What happens when a loved one dies and you just can’t let go.
My wife Irene
There I was. I think it was a Sunday, and for some reason I don’t remember, I had skipped church. Instead, I took the time to be spontaneous and leave town for the weekend. Being spontaneous was something I haven’t done in a long time–not since I was left to raise my two children alone. Yeah, I’m a single dad; it seems popular these days. But I didn’t lose my wife in a divorce or annulment. I lost her in a plane crash 15 years ago. She was flying to California to visit her family for the holidays, and the next thing I knew, she was gone.
Her plane crashed somewhere in the Pacific, and her body was never recovered. Some nights I have nightmares where I see her in the ocean, her eyes wide open but blank. Her skin wrinkled from being in the water too long. 15 years too long. God! She’s been down there in that wet grave for 15 long years.
The Christmas of that year was the loneliest Christmases I’ve ever had.
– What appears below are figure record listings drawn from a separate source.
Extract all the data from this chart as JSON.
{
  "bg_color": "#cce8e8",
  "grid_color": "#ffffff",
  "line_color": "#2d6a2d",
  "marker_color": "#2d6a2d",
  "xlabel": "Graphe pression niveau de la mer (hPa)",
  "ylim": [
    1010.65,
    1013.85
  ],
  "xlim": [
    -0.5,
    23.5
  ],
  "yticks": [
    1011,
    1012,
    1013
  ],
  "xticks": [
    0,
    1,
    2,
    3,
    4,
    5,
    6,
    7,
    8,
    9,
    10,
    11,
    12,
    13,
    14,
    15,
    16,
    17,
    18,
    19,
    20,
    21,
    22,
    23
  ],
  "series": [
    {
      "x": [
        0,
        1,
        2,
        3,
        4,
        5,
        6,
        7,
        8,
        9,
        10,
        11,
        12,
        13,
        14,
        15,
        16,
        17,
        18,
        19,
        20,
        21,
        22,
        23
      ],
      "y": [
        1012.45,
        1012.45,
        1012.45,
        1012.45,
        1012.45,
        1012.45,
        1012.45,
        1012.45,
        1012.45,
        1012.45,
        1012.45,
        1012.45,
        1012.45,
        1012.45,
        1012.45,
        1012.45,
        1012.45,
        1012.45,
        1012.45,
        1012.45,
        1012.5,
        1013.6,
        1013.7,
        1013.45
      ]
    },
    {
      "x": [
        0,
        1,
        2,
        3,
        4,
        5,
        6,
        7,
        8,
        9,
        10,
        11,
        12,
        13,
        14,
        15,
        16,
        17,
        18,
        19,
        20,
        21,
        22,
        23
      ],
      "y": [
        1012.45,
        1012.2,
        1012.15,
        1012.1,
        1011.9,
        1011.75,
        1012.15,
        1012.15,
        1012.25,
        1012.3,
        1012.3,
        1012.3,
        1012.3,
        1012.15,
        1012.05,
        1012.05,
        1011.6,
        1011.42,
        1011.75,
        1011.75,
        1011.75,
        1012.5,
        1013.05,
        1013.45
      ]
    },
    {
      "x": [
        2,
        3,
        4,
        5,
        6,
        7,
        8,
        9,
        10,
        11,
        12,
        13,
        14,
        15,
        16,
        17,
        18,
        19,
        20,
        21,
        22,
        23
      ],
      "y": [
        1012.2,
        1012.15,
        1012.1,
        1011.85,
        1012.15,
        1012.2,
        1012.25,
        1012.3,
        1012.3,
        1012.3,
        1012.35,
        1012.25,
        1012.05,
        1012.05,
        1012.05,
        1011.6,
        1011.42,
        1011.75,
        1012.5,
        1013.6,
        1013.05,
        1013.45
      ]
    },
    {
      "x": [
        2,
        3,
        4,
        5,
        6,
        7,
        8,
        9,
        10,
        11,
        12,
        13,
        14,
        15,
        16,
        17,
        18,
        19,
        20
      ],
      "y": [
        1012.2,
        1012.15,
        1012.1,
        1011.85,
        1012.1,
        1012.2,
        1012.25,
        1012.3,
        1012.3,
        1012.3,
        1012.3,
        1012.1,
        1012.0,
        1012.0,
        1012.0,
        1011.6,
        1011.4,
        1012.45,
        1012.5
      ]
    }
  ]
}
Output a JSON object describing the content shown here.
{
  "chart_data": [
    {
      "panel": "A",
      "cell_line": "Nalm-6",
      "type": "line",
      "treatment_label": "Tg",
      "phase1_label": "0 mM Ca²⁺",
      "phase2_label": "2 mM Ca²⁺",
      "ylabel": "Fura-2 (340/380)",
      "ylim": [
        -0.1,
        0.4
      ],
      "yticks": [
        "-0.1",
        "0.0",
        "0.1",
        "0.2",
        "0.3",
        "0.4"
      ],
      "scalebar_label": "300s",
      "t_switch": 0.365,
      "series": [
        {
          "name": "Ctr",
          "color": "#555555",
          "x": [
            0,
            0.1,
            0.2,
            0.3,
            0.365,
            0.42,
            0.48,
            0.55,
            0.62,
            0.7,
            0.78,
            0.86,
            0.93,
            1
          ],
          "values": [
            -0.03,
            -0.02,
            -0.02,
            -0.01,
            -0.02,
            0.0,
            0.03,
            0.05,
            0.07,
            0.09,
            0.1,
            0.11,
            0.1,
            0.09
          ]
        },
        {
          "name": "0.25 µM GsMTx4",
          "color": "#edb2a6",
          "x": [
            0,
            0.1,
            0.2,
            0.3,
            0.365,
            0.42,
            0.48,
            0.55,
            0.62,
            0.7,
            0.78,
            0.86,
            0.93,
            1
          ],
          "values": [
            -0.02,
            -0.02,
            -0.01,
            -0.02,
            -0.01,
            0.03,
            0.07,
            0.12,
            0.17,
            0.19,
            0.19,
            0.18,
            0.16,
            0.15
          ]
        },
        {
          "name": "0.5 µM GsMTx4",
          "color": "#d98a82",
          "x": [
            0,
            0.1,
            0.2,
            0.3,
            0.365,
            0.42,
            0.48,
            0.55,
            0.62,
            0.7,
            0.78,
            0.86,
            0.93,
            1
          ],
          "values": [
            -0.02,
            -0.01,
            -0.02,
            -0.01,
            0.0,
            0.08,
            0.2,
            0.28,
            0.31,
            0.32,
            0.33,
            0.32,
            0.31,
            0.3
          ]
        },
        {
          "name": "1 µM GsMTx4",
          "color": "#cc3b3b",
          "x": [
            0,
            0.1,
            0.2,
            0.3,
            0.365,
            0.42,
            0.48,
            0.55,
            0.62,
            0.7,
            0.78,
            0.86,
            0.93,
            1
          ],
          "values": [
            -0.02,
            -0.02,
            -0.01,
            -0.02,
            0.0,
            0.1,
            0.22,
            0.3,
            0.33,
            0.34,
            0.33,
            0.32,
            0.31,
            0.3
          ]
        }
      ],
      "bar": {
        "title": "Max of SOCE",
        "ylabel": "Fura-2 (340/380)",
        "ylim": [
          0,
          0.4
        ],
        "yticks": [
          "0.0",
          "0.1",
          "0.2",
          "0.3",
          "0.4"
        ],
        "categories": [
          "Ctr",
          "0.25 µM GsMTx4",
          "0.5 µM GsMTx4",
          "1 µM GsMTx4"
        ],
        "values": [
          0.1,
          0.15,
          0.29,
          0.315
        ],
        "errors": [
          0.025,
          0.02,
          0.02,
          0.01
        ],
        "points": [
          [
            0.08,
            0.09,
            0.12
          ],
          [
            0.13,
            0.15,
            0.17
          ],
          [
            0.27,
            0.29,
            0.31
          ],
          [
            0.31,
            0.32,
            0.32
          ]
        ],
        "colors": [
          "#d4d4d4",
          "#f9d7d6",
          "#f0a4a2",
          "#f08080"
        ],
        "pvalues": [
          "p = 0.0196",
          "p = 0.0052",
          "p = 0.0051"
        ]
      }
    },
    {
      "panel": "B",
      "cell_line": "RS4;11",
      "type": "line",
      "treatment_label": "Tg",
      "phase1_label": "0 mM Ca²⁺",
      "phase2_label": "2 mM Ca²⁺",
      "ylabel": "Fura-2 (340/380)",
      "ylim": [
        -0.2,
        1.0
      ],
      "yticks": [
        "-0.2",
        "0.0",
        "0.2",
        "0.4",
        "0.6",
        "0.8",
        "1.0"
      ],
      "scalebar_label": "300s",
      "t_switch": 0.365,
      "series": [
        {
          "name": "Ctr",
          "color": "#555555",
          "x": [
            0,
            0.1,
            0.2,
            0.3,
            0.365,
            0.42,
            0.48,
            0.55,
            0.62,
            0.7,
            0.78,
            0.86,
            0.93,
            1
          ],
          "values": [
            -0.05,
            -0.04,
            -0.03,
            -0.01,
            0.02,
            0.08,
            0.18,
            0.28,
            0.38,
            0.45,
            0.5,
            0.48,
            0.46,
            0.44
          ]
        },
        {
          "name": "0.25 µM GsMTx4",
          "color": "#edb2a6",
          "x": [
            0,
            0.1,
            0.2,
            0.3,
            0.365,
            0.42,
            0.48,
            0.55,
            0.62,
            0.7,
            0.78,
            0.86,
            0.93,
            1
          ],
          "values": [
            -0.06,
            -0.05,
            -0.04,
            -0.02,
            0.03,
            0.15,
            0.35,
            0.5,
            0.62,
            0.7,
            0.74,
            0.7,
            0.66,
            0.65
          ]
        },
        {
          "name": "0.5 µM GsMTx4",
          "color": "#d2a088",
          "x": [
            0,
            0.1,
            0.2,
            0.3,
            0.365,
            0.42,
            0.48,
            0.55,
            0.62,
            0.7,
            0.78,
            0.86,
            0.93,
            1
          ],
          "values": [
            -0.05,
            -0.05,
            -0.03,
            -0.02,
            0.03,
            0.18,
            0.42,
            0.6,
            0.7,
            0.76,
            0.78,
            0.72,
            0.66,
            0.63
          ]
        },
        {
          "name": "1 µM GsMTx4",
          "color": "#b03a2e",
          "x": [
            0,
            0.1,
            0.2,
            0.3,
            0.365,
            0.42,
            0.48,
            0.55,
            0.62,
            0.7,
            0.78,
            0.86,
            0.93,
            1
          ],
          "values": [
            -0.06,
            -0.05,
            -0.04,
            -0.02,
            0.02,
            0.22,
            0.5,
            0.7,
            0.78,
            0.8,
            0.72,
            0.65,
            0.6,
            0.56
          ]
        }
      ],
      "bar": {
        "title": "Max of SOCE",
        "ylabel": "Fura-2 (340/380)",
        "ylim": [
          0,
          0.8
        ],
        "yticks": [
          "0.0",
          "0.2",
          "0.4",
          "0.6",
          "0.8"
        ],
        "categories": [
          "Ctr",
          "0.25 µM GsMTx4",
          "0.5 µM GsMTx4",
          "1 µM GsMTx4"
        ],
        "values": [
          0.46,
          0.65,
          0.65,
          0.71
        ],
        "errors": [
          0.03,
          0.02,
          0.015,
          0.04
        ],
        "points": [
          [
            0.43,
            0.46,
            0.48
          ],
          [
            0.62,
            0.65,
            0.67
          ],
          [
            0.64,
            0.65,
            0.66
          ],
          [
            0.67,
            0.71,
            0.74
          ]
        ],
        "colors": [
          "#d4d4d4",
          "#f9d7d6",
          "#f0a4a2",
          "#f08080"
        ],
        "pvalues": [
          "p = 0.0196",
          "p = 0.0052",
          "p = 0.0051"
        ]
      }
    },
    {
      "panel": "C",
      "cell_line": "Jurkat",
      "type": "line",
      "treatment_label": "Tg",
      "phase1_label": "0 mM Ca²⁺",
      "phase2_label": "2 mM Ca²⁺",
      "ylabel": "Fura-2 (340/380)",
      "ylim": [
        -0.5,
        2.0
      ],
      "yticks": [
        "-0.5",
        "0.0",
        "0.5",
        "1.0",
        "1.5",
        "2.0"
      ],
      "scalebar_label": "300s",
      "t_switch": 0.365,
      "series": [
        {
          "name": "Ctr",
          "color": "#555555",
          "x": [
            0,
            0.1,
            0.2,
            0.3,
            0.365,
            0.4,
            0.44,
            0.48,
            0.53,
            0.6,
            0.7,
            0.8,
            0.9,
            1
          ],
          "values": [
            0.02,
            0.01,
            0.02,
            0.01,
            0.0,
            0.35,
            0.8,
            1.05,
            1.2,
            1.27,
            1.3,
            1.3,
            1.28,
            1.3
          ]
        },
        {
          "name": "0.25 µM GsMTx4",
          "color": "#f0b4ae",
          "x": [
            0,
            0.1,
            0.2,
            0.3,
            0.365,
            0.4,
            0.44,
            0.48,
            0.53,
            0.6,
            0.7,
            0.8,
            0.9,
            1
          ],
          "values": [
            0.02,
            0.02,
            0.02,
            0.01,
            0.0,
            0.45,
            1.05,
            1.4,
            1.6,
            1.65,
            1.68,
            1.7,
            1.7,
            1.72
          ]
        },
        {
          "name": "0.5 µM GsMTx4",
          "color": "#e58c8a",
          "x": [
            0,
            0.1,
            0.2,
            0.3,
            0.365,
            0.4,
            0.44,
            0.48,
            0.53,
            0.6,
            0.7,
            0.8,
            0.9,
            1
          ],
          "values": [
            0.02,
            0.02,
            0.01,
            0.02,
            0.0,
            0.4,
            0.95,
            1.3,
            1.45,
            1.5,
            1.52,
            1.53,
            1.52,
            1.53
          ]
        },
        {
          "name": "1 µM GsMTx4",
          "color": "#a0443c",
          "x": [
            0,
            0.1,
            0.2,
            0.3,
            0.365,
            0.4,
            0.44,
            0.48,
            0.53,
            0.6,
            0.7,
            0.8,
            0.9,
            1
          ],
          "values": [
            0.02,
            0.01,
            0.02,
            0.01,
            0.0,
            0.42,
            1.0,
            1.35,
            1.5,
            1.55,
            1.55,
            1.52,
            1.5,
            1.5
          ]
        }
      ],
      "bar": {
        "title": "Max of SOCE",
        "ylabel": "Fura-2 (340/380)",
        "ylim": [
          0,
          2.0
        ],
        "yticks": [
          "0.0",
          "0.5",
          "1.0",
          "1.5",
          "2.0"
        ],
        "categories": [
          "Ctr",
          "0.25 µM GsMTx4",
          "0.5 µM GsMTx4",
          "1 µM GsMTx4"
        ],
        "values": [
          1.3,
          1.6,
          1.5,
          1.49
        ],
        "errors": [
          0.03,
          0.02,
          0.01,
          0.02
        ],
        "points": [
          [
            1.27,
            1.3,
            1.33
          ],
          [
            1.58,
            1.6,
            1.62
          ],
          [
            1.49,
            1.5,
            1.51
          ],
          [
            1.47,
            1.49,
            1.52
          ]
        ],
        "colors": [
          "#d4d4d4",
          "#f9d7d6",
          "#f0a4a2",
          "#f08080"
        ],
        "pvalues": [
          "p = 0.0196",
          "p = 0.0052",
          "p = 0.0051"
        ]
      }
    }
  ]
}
And it pains me so much to remember the look of young Edmund’s face while he was waiting for Christmas eve to turn into Christmas morn. He said he asked Santa for only one thing, “to bring back mommy,” and he was waiting for her to magically appear under the Christmas tree. A child should never go through such a horror.
As for Madeleine, she was too young to know what death meant.
So I sat on a plane, and remarkably wasn’t afraid of crashing–but I looked down through the window and wished that we would. Wished my life would end so I could be with my sweet Irene. Anyway my kids don’t need me: Edmund has his own family now; and Madeleine’s gone off to college.
(If a tree falls in the forest, and nobody could hear it, does it make a sound?)
On that plane, seated beside a fat man who forgot to put on his deodorant this morning, I felt very small. That if I disappeared from the face of this earth, nobody would really mind. Old men die everyday, no great loss.